The co-culture Notch signaling assay was performed essentially as previously described 20. In brief, duplicate cultures of ES cells (Notch1^+/+,(C1) and Notch1^lbd/lbd (A2)) on 6-well plates were co-transfected with the TP1-luciferase Notch reporter plasmid and a Renilla luciferase reporter (pRL-TK; Promega, Madison, WI) and empty vector using FuGENE 6 (Roche, Basel, Switzerland). At 16 h post-transfection, ES cells were overlaid with 1 × 10⁶ Jagged1-expressing L cells or Delta1-expressing L cells or parental L cells. At ~40 h post-transfection, firefly and Renilla luciferase activities were quantitated in cell lysates using a dual luciferase assay kit (Promega, Madison, WI) on Autolumat Plus LB 953 (Berthold Technologies, Bad Wildbad, Germany) according to the manufacturer's instructions. Ligand-dependent Notch activation is expressed as fold-induction of normalized firefly luciferase activity obtained from Notch ligand versus L cell co-cultures.
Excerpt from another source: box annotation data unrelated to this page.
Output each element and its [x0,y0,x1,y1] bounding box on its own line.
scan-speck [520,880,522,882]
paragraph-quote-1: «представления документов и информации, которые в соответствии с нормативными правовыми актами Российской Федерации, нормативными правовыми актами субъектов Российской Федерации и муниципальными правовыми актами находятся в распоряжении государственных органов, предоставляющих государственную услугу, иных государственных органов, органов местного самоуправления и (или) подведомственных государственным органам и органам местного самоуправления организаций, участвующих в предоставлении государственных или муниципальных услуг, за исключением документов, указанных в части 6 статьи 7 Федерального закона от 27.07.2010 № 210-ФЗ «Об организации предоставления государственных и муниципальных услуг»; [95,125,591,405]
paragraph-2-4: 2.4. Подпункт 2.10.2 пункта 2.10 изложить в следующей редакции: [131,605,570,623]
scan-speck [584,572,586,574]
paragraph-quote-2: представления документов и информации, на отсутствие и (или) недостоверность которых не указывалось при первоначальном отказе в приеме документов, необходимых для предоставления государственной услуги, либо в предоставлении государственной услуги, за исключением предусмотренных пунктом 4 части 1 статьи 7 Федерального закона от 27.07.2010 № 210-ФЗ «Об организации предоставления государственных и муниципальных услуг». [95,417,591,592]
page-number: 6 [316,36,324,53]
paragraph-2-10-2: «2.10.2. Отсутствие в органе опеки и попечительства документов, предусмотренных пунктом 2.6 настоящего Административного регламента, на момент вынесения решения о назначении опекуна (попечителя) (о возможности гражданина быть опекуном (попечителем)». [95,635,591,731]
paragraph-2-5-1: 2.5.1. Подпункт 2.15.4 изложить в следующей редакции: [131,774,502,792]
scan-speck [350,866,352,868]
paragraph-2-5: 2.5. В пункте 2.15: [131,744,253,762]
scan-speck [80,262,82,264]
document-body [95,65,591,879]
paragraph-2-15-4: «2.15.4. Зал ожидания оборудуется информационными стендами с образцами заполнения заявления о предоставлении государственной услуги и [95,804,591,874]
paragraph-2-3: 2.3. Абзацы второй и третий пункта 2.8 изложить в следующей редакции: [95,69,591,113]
Co-culture assays with Notch1^in32/in32 ES cells (290-2) compared to Notch1^+/+ ES cells (C1) were performed by the same method in 12-well plates using Lipofectamine (Invitrogen) for transfection of plasmids.

Embryos of E8.75, E9.0 or E9.5 from Notch1^+/lbd crosses were harvested and DNA was prepared from yolk sac for genotyping. Embryos for whole mount in situ hybridization were fixed in 4% formaldehyde in PBS overnight at 4°C. Whole-mount in situ hybridization was performed as previously described 16. The hybridization probes used were: Notch1 full length, ~9.5 kb or ~4.7 kb 44; Uncx4.1 ~1.7 kb 45, Hes5 ~1.3 kb 46; and Myogenin ~1.5 kb 47. Stained embryos were photographed in PBS through a phototube on Leica Wild M3Z stereomicroscope (Leica-Microsystems, Heerburgg, Switzerland) using a Canon S40 digital camera (Canon USA Inc., Lake Success, NY).